A nine-year-old German Shepherd dies due to sepsis following a snake bite at Kirkintilloch. His devastated family has now issued a warning to other Scottish dog owners.
By Published on 12 Jun 2019
The dog was bitten last week, while out walking near the football pitch at Waterside village. The dog’s owner, Jim McKnight, reported that the dog died from sepsis following an adder bite. They assume the dog was bitten as it was being walked in a field. Unfortunately, the owners waited a couple of days before they got the dog to the vet’s surgery for treatment.
Local vets in Kirkintilloch report an increase in snake bites
A local dog walking business, McMutts, posted the news on social media, as a warning alert to other dog owners in the region. Adders are generally spotted in this region in the countryside, but not in the more urban locations around town. The Scottish SPCA have issued an alert to make dog walkers aware of the dangers, and to be vigilant at all times.
Dangerous adders can give an aggressive snake bite
Although it’s a protected species in the UK, the European Viper, (Vipera berus) or adder, is a truly venomous snake. Although not generally aggressive, if they are disturbed or trodden on, they can certainly give out a nasty bite as a form of defence. The majority of snake bites take place between the months of April to July, when the adders are most active.

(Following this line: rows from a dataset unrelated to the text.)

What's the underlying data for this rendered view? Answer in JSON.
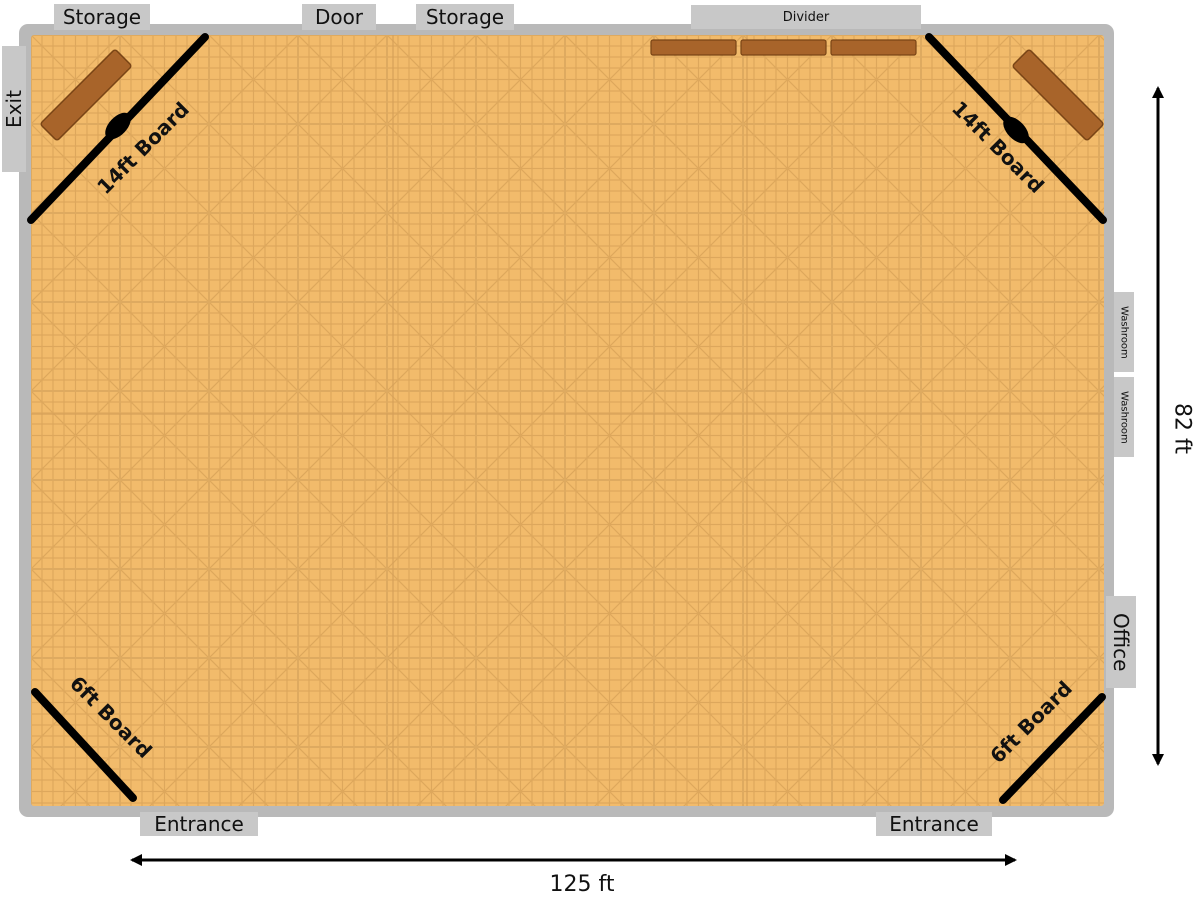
{
  "colors": {
    "floor": "#f2bb6b",
    "wall": "#b9b9b9",
    "label_bg": "#c8c8c8",
    "board": "#000000",
    "bench": "#a8642a"
  },
  "labels": {
    "storage_left": "Storage",
    "door": "Door",
    "storage_right": "Storage",
    "divider": "Divider",
    "exit": "Exit",
    "washroom_1": "Washroom",
    "washroom_2": "Washroom",
    "office": "Office",
    "entrance_left": "Entrance",
    "entrance_right": "Entrance"
  },
  "boards": {
    "top_left": "14ft Board",
    "top_right": "14ft Board",
    "bottom_left": "6ft Board",
    "bottom_right": "6ft Board"
  },
  "dimensions": {
    "width": "125 ft",
    "height": "82 ft"
  }
}
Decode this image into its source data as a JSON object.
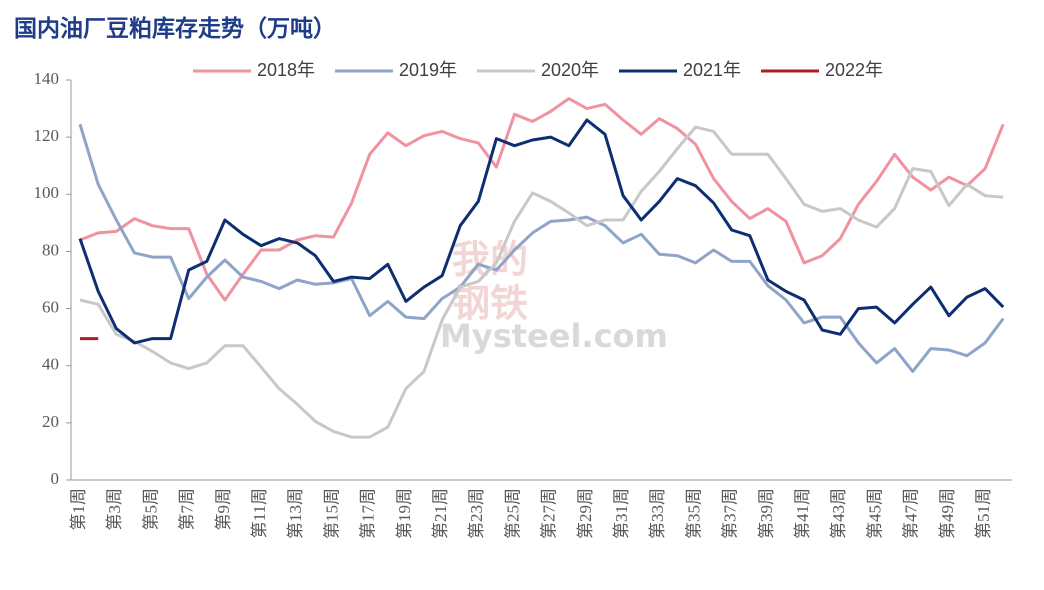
{
  "chart_data": {
    "type": "line",
    "title": "国内油厂豆粕库存走势（万吨）",
    "watermark": [
      "我的",
      "钢铁",
      "Mysteel.com"
    ],
    "categories": [
      "第1周",
      null,
      "第3周",
      null,
      "第5周",
      null,
      "第7周",
      null,
      "第9周",
      null,
      "第11周",
      null,
      "第13周",
      null,
      "第15周",
      null,
      "第17周",
      null,
      "第19周",
      null,
      "第21周",
      null,
      "第23周",
      null,
      "第25周",
      null,
      "第27周",
      null,
      "第29周",
      null,
      "第31周",
      null,
      "第33周",
      null,
      "第35周",
      null,
      "第37周",
      null,
      "第39周",
      null,
      "第41周",
      null,
      "第43周",
      null,
      "第45周",
      null,
      "第47周",
      null,
      "第49周",
      null,
      "第51周",
      null
    ],
    "series": [
      {
        "name": "2018年",
        "color": "#f0929f",
        "values": [
          84,
          86.5,
          87,
          91.5,
          89,
          88,
          88,
          72,
          63,
          72,
          80.5,
          80.5,
          84,
          85.5,
          85,
          97,
          114,
          121.5,
          117,
          120.5,
          122,
          119.5,
          118,
          109.5,
          128,
          125.5,
          129,
          133.5,
          130,
          131.5,
          126,
          121,
          126.5,
          123,
          117.5,
          105.5,
          97.5,
          91.5,
          95,
          90.5,
          76,
          78.5,
          84.5,
          96.5,
          104.5,
          114,
          106,
          101.5,
          106,
          103,
          109,
          124.5
        ]
      },
      {
        "name": "2019年",
        "color": "#8ea4c8",
        "values": [
          124.5,
          103.5,
          91,
          79.5,
          78,
          78,
          63.5,
          71,
          77,
          71,
          69.5,
          67,
          70,
          68.5,
          69,
          70.5,
          57.5,
          62.5,
          57,
          56.5,
          63.5,
          67.5,
          75.5,
          73.5,
          80.5,
          86.5,
          90.5,
          91,
          92,
          89,
          83,
          86,
          79,
          78.5,
          76,
          80.5,
          76.5,
          76.5,
          68,
          63,
          55,
          57,
          57,
          48,
          41,
          46,
          38,
          46,
          45.5,
          43.5,
          48,
          56.5
        ]
      },
      {
        "name": "2020年",
        "color": "#c8c8c8",
        "values": [
          63,
          61.5,
          51,
          48.5,
          45,
          41,
          39,
          41,
          47,
          47,
          39.5,
          32,
          26.5,
          20.5,
          17,
          15,
          15,
          18.5,
          32,
          38,
          56,
          67.5,
          69.5,
          76,
          90.5,
          100.5,
          97.5,
          93.5,
          89,
          91,
          91,
          101,
          108,
          116,
          123.5,
          122,
          114,
          114,
          114,
          105.5,
          96.5,
          94,
          95,
          91,
          88.5,
          95,
          109,
          108,
          96,
          103.5,
          99.5,
          99
        ]
      },
      {
        "name": "2021年",
        "color": "#0d2f72",
        "values": [
          84.5,
          66,
          53,
          48,
          49.5,
          49.5,
          73.5,
          76.5,
          91,
          86,
          82,
          84.5,
          83,
          78.5,
          69.5,
          71,
          70.5,
          75.5,
          62.5,
          67.5,
          71.5,
          89,
          97.5,
          119.5,
          117,
          119,
          120,
          117,
          126,
          121,
          99.5,
          91,
          97.5,
          105.5,
          103,
          97,
          87.5,
          85.5,
          70,
          66,
          63,
          52.5,
          51,
          60,
          60.5,
          55,
          61.5,
          67.5,
          57.5,
          64,
          67,
          60.5
        ]
      },
      {
        "name": "2022年",
        "color": "#b01c24",
        "values": [
          49.5,
          49.5,
          null,
          null,
          null,
          null,
          null,
          null,
          null,
          null,
          null,
          null,
          null,
          null,
          null,
          null,
          null,
          null,
          null,
          null,
          null,
          null,
          null,
          null,
          null,
          null,
          null,
          null,
          null,
          null,
          null,
          null,
          null,
          null,
          null,
          null,
          null,
          null,
          null,
          null,
          null,
          null,
          null,
          null,
          null,
          null,
          null,
          null,
          null,
          null,
          null,
          null
        ]
      }
    ],
    "ylim": [
      0,
      140
    ],
    "yticks": [
      0,
      20,
      40,
      60,
      80,
      100,
      120,
      140
    ],
    "grid": false,
    "legend": "top"
  }
}
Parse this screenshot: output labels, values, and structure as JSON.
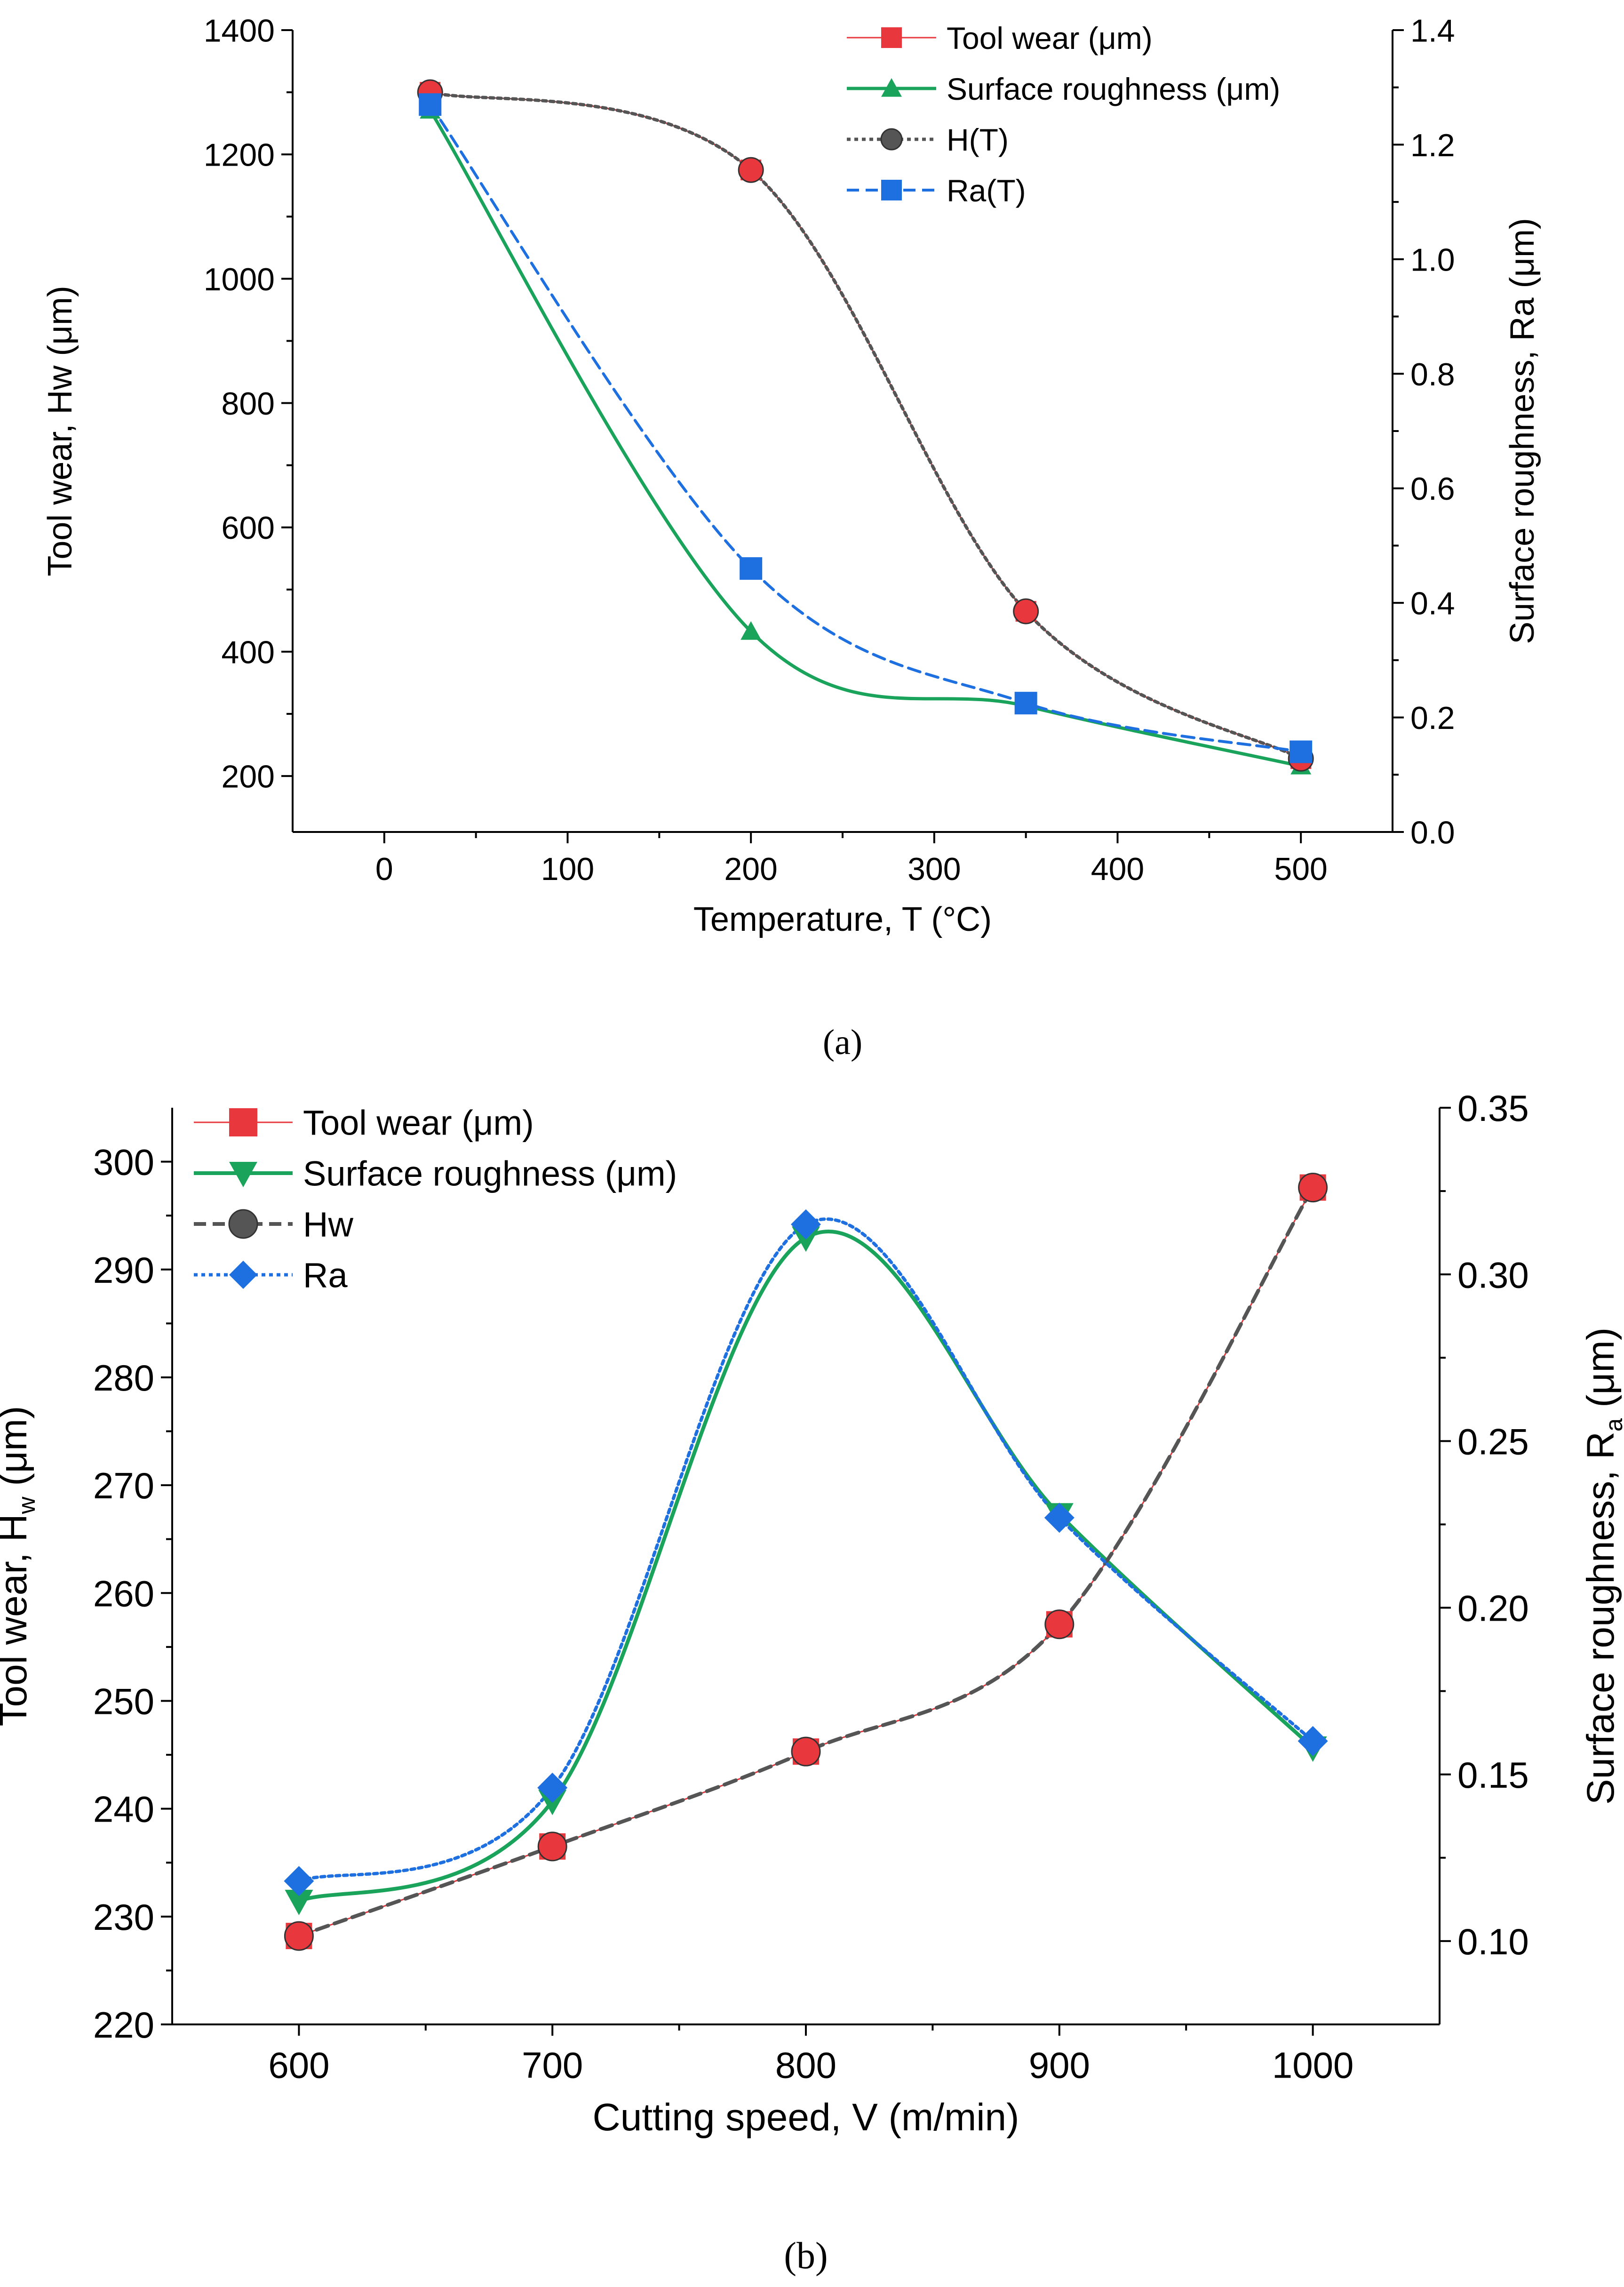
{
  "chart_data": [
    {
      "type": "line",
      "caption": "(a)",
      "xlabel": "Temperature, T (°C)",
      "ylabel_left": "Tool wear, Hw  (μm)",
      "ylabel_right": "Surface roughness, Ra (μm)",
      "xlim": [
        -50,
        550
      ],
      "xticks": [
        0,
        100,
        200,
        300,
        400,
        500
      ],
      "xtick_labels": [
        "0",
        "100",
        "200",
        "300",
        "400",
        "500"
      ],
      "ylim_left": [
        110,
        1400
      ],
      "yticks_left": [
        200,
        400,
        600,
        800,
        1000,
        1200,
        1400
      ],
      "ytick_labels_left": [
        "200",
        "400",
        "600",
        "800",
        "1000",
        "1200",
        "1400"
      ],
      "ylim_right": [
        0.0,
        1.4
      ],
      "yticks_right": [
        0.0,
        0.2,
        0.4,
        0.6,
        0.8,
        1.0,
        1.2,
        1.4
      ],
      "ytick_labels_right": [
        "0.0",
        "0.2",
        "0.4",
        "0.6",
        "0.8",
        "1.0",
        "1.2",
        "1.4"
      ],
      "grid": false,
      "legend_position": "top-right",
      "x": [
        25,
        200,
        350,
        500
      ],
      "series": [
        {
          "name": "Tool wear (μm)",
          "axis": "left",
          "values": [
            1300,
            1175,
            465,
            228
          ],
          "marker": "square",
          "color": "#e8383d",
          "line": "solid",
          "fit": false
        },
        {
          "name": "Surface roughness (μm)",
          "axis": "right",
          "values": [
            1.26,
            0.35,
            0.22,
            0.115
          ],
          "marker": "triangle-up",
          "color": "#1aa35a",
          "line": "solid",
          "fit": false
        },
        {
          "name": "H(T)",
          "axis": "left",
          "values": [
            1300,
            1175,
            465,
            228
          ],
          "marker": "circle",
          "color": "#555555",
          "line": "dotted",
          "fit": true
        },
        {
          "name": "Ra(T)",
          "axis": "right",
          "values": [
            1.27,
            0.46,
            0.225,
            0.14
          ],
          "marker": "square",
          "color": "#1e6fe0",
          "line": "dashed",
          "fit": true
        }
      ]
    },
    {
      "type": "line",
      "caption": "(b)",
      "xlabel": "Cutting speed, V (m/min)",
      "ylabel_left": "Tool wear, H",
      "ylabel_left_sub": "w",
      "ylabel_left_unit": " (μm)",
      "ylabel_right": "Surface roughness, R",
      "ylabel_right_sub": "a",
      "ylabel_right_unit": " (μm)",
      "xlim": [
        550,
        1050
      ],
      "xticks": [
        600,
        700,
        800,
        900,
        1000
      ],
      "xtick_labels": [
        "600",
        "700",
        "800",
        "900",
        "1000"
      ],
      "ylim_left": [
        220,
        305
      ],
      "yticks_left": [
        220,
        230,
        240,
        250,
        260,
        270,
        280,
        290,
        300
      ],
      "ytick_labels_left": [
        "220",
        "230",
        "240",
        "250",
        "260",
        "270",
        "280",
        "290",
        "300"
      ],
      "ylim_right": [
        0.075,
        0.35
      ],
      "yticks_right": [
        0.1,
        0.15,
        0.2,
        0.25,
        0.3,
        0.35
      ],
      "ytick_labels_right": [
        "0.10",
        "0.15",
        "0.20",
        "0.25",
        "0.30",
        "0.35"
      ],
      "grid": false,
      "legend_position": "top-left",
      "x": [
        600,
        700,
        800,
        900,
        1000
      ],
      "series": [
        {
          "name": "Tool wear (μm)",
          "axis": "left",
          "values": [
            228.2,
            236.5,
            245.3,
            257.1,
            297.6
          ],
          "marker": "square",
          "color": "#e8383d",
          "line": "solid",
          "fit": false
        },
        {
          "name": "Surface roughness (μm)",
          "axis": "right",
          "values": [
            0.112,
            0.142,
            0.311,
            0.228,
            0.158
          ],
          "marker": "triangle-down",
          "color": "#1aa35a",
          "line": "solid",
          "fit": false
        },
        {
          "name": "Hw",
          "axis": "left",
          "values": [
            228.2,
            236.5,
            245.3,
            257.1,
            297.6
          ],
          "marker": "circle",
          "color": "#555555",
          "line": "dashed",
          "fit": true
        },
        {
          "name": "Ra",
          "axis": "right",
          "values": [
            0.118,
            0.146,
            0.315,
            0.227,
            0.16
          ],
          "marker": "diamond",
          "color": "#1e6fe0",
          "line": "dotted",
          "fit": true
        }
      ]
    }
  ]
}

Important points to recognise:
No 1. Adders are most commonly found in long grass, rocky hillsides, and moorland locations
No 2. If your dog does suffer a snake bite, don’t panic. Keep him as calm as possible and seek veterinary help
No 3. After a snake bite, carry your dog if possible, to prevent the poison travelling further around his body
No 4. You may notice puncture wounds, bleeding, bruising, signs of pain and lameness
No 5. A large number of dogs will recover from a snake bite, with appropriate medical treatment.
Please be extra vigilant if walking your dog in any outdoors location, particularly around the Waterside area of Kirkintilloch.